Can you see an image if you cut and paste the og:image URL in to your browser?

In summary: the Onebox preview seems to be performing as expected, based on the response from the original URL.

3 Likes

@jamie.wilson Thanks for your time looking into this. Can you clarify however, if your test above were with the newest version of the httprb gem that contains the aforementioned pull request or if it is the older version of the library?

The original error I used to see in the Onebox preview was that the target URL returned a 500 status code, At some point before I posted this, the Onebox preview began instead showing the note about the missing opengraph metadata. As I’ve been troubleshooting this for months prior to posting with the Gitbook support, it’s possible something changed in the mean time.

If the Gibook URL is actually loading and just missing some metadata or having missing images, then that’s different from the request being rejected. However, I do know for sure that any requests I send myself containing a Content-Length: 0 HTTP request header, are rejected by the CloudFlare workers on the remote server. Perhaps, the HTTP client used to make the requests in Discourse has changed? I don’t know anything about the Discourse source code and I’m not even 100% that the httprb library is the actual source of the HTTP requests.

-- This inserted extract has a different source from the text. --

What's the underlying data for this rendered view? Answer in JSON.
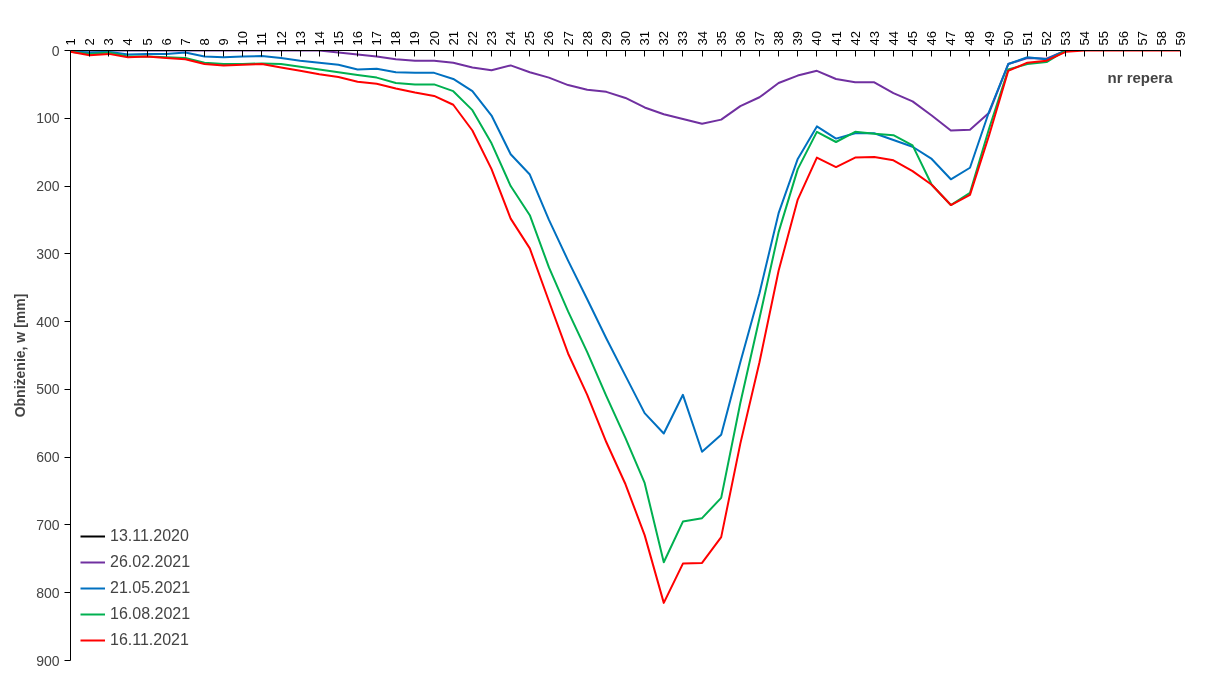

I don’t believe we use the httprb gem at all. The Oneboxing process (i.e., the thing that is generating the link previews) uses Net::HTTP from ruby’s stdlib, and also the Excon gem as part of the flow.

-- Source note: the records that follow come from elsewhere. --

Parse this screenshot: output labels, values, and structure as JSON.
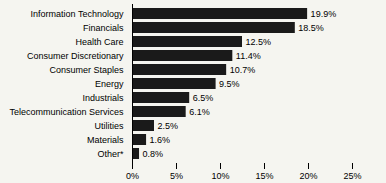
{
  "chart_data": {
    "type": "bar",
    "orientation": "horizontal",
    "categories": [
      "Information Technology",
      "Financials",
      "Health Care",
      "Consumer Discretionary",
      "Consumer Staples",
      "Energy",
      "Industrials",
      "Telecommunication Services",
      "Utilities",
      "Materials",
      "Other*"
    ],
    "values": [
      19.9,
      18.5,
      12.5,
      11.4,
      10.7,
      9.5,
      6.5,
      6.1,
      2.5,
      1.6,
      0.8
    ],
    "value_labels": [
      "19.9%",
      "18.5%",
      "12.5%",
      "11.4%",
      "10.7%",
      "9.5%",
      "6.5%",
      "6.1%",
      "2.5%",
      "1.6%",
      "0.8%"
    ],
    "data_labels": true,
    "color": "#1a1a1a",
    "xlim": [
      0,
      25
    ],
    "xticks": [
      {
        "value": 0,
        "label": "0%"
      },
      {
        "value": 5,
        "label": "5%"
      },
      {
        "value": 10,
        "label": "10%"
      },
      {
        "value": 15,
        "label": "15%"
      },
      {
        "value": 20,
        "label": "20%"
      },
      {
        "value": 25,
        "label": "25%"
      }
    ],
    "grid": false
  }
}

Digging a little deeper I can see that we do sometimes generate requests with a Content-Length: 0 header. However, in the case of the URL provided at least, this isn’t interfering with the generation of the Onebox.

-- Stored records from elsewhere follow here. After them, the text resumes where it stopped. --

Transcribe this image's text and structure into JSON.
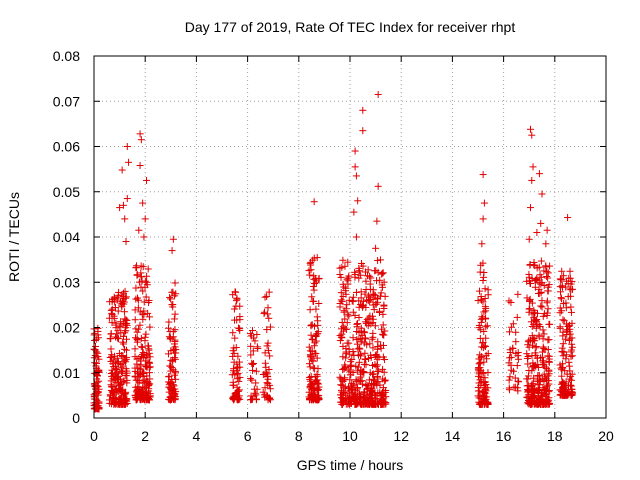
{
  "chart_data": {
    "type": "scatter",
    "title": "Day 177 of 2019, Rate Of TEC Index for receiver rhpt",
    "xlabel": "GPS time / hours",
    "ylabel": "ROTI / TECUs",
    "xlim": [
      0,
      20
    ],
    "ylim": [
      0,
      0.08
    ],
    "x_ticks": [
      "0",
      "2",
      "4",
      "6",
      "8",
      "10",
      "12",
      "14",
      "16",
      "18",
      "20"
    ],
    "y_ticks": [
      "0",
      "0.01",
      "0.02",
      "0.03",
      "0.04",
      "0.05",
      "0.06",
      "0.07",
      "0.08"
    ],
    "grid": true,
    "marker": "+",
    "marker_color": "#e00000",
    "series": [
      {
        "name": "ROTI",
        "clusters": [
          {
            "x": [
              0.0,
              0.2
            ],
            "y": [
              0.002,
              0.02
            ],
            "n": 90
          },
          {
            "x": [
              0.6,
              1.3
            ],
            "y": [
              0.003,
              0.028
            ],
            "n": 220
          },
          {
            "x": [
              1.6,
              2.2
            ],
            "y": [
              0.004,
              0.035
            ],
            "n": 200
          },
          {
            "x": [
              2.9,
              3.2
            ],
            "y": [
              0.004,
              0.03
            ],
            "n": 90
          },
          {
            "x": [
              5.4,
              5.7
            ],
            "y": [
              0.004,
              0.028
            ],
            "n": 70
          },
          {
            "x": [
              6.1,
              6.4
            ],
            "y": [
              0.004,
              0.022
            ],
            "n": 30
          },
          {
            "x": [
              6.6,
              6.9
            ],
            "y": [
              0.004,
              0.028
            ],
            "n": 40
          },
          {
            "x": [
              8.4,
              8.8
            ],
            "y": [
              0.004,
              0.036
            ],
            "n": 140
          },
          {
            "x": [
              9.6,
              11.4
            ],
            "y": [
              0.003,
              0.035
            ],
            "n": 480
          },
          {
            "x": [
              15.0,
              15.4
            ],
            "y": [
              0.003,
              0.035
            ],
            "n": 120
          },
          {
            "x": [
              16.2,
              16.6
            ],
            "y": [
              0.006,
              0.031
            ],
            "n": 35
          },
          {
            "x": [
              16.9,
              17.8
            ],
            "y": [
              0.003,
              0.035
            ],
            "n": 300
          },
          {
            "x": [
              18.2,
              18.7
            ],
            "y": [
              0.005,
              0.033
            ],
            "n": 150
          }
        ],
        "highlights": [
          {
            "x": 1.1,
            "y": 0.0548
          },
          {
            "x": 1.15,
            "y": 0.047
          },
          {
            "x": 1.3,
            "y": 0.06
          },
          {
            "x": 1.35,
            "y": 0.0565
          },
          {
            "x": 1.3,
            "y": 0.0485
          },
          {
            "x": 1.2,
            "y": 0.044
          },
          {
            "x": 1.25,
            "y": 0.039
          },
          {
            "x": 1.0,
            "y": 0.0465
          },
          {
            "x": 1.8,
            "y": 0.0628
          },
          {
            "x": 1.85,
            "y": 0.0615
          },
          {
            "x": 1.8,
            "y": 0.0558
          },
          {
            "x": 1.9,
            "y": 0.0475
          },
          {
            "x": 2.05,
            "y": 0.0525
          },
          {
            "x": 2.0,
            "y": 0.044
          },
          {
            "x": 1.95,
            "y": 0.04
          },
          {
            "x": 1.75,
            "y": 0.0415
          },
          {
            "x": 3.1,
            "y": 0.0395
          },
          {
            "x": 3.05,
            "y": 0.037
          },
          {
            "x": 8.6,
            "y": 0.0478
          },
          {
            "x": 10.2,
            "y": 0.059
          },
          {
            "x": 10.2,
            "y": 0.0555
          },
          {
            "x": 10.25,
            "y": 0.0535
          },
          {
            "x": 10.3,
            "y": 0.048
          },
          {
            "x": 10.15,
            "y": 0.0455
          },
          {
            "x": 10.25,
            "y": 0.04
          },
          {
            "x": 10.5,
            "y": 0.068
          },
          {
            "x": 10.5,
            "y": 0.0635
          },
          {
            "x": 11.1,
            "y": 0.0715
          },
          {
            "x": 11.1,
            "y": 0.0512
          },
          {
            "x": 11.05,
            "y": 0.0435
          },
          {
            "x": 11.0,
            "y": 0.0375
          },
          {
            "x": 15.2,
            "y": 0.0538
          },
          {
            "x": 15.25,
            "y": 0.0475
          },
          {
            "x": 15.2,
            "y": 0.044
          },
          {
            "x": 15.15,
            "y": 0.0385
          },
          {
            "x": 17.05,
            "y": 0.0638
          },
          {
            "x": 17.1,
            "y": 0.0625
          },
          {
            "x": 17.15,
            "y": 0.0555
          },
          {
            "x": 17.1,
            "y": 0.0525
          },
          {
            "x": 17.05,
            "y": 0.0465
          },
          {
            "x": 17.4,
            "y": 0.054
          },
          {
            "x": 17.5,
            "y": 0.0495
          },
          {
            "x": 17.45,
            "y": 0.043
          },
          {
            "x": 17.3,
            "y": 0.041
          },
          {
            "x": 17.7,
            "y": 0.0415
          },
          {
            "x": 17.65,
            "y": 0.0385
          },
          {
            "x": 17.0,
            "y": 0.0395
          },
          {
            "x": 18.5,
            "y": 0.0443
          }
        ]
      }
    ]
  }
}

There may have been a minor version bump, but nothing major like rearchitecting how we make requests or which libraries we use to do so.

There have been some changes to make Oneboxing more robust in general which may explain why URLs which previously 500-ing are now Oneboxing successfully.

If you have URLs that you can share that are currently returning errors during Oneboxing (or otherwise not working as expected within some other part of Discourse), please feel free to send them my way!

3 Likes

Ahh, so this is very good info. I’ve been having to make wild guesses as what libraries were even involved at this point, largely due to getting hardly any help at all from the Gitbook team who maintains the CloudFlare proxies.

Got it. I don’t think I shared above, but the one bit of information was WAS able to get out of Gitbook was that the error in their CloudFlare error logs which was rejecting the preview requests from Discourse was this:

Request with a GET or HEAD method cannot have a body.

What’s not clear is if the GET request from Discourse actually contained a body or just the Content-Length: 0 header. Either way, that does violate the Fetch spec according to some people (including those at Cloudflare)

Yes, at some point it does seem the the Onebox error changed from the generic 500 to now having some data. There’s no telling what libs may have been bumped (and I have updated Discourse in this time). I wish I had a way to capture exactly what headers are being sent from Discourse, but even if I hit a URL like http://httpbin.org/get I don’t have a way to “see” what is returned since the results are consumed entirely by Onebox and not logged anywhere that I know of.

If the empty content-length header is now gone, then I can at least work with Gitbook to fix their embed stuff (which won’t happen since they are currently rewriting their entire app from scratch and refusing to address any existing bugs :confused: but that’s not Discourse’s problem at least )

Let me first state a lot of what has been written above is waaaaay over my head, but I’m grasping at straws here. It’s perfectly okay to let me know I’m an idiot if I’m chiming in on the wrong topic.

We’re seeing this quite a bit, because we frequently post links to our Help Center (knowledge base) in our Community.

Some examples of links that fail to Onebox:

https://help.republicwireless.com/hc/en-us/articles/115014150828--How-to-Add-an-E911-Address

From the preview panel as I’m typing:
image

1 Like

Having dug a little deeper, it’s the Excon gem adding Content-Length: 0, but not on GET requests.

But that code has been there for 8 or 9 years, so probably wasn’t the problem.

The Gemfile.lock file will show you the gems used by core Discourse.

2 Likes

This site is behind Cloudflare captcha and it blocks Discourse from grabbing any information on it :slightly_frowning_face:

2 Likes

When viewed in a browser this page does contain the necessary meta tags to construct a Onebox. However, trying to fetch the URL it seems as though we’re getting an error!

oneboxer preview url: https://help.republicwireless.com/hc/en-us/articles/115014150828--How-to-Add-an-E911-Address
headers: {"User-Agent"=>"Discourse Forum Onebox v2.8.0.beta4"}
helpers response code: 403

Which means we requested that URL with a User Agent of “Discourse Forum Onebox v2.8.0.beta4”, but the remote web server returned a 403 status code.

Similarly, using the command line tool wget:

wget https://help.republicwireless.com/hc/en-us/articles/115014150828--How-to-Add-an-E911-Address
--2021-08-23 17:38:30--  https://help.republicwireless.com/hc/en-us/articles/115014150828--How-to-Add-an-E911-Address
Resolving help.republicwireless.com (help.republicwireless.com)... 104.16.53.111, 104.16.51.111
Connecting to help.republicwireless.com (help.republicwireless.com)|104.16.53.111|:443... connected.
HTTP request sent, awaiting response... 403 Forbidden

Which is saying the same thing… We’re sending a valid request, but the remote web server is refusing to return a result. Is it possible for the people responsible for help.republicwireless.com to unblock these valid requests?

These two sites don’t have the OpenGraph title/description tags, however they do have other titles/descriptions that Onebox should fallback to. This is something we should look in to fixing.

2 Likes

:confused: It has been working for years, though.

Here’s an example where a link from the same site presents a valid Onebox: https://forums.republicwireless.com/t/4-digit-pin-which-i-have-forgot/37655/2

Which links to https://help.republicwireless.com/hc/en-us/articles/115012101188-Can-t-Get-Past-the-Screen-Lock-on-the-Phone

image

1 Like

Cloudflare constantly changes their robot detection algorithm, so if you want Discourse to not be blocked, you may want to contact their support and ask why the request is getting blocked.

5 Likes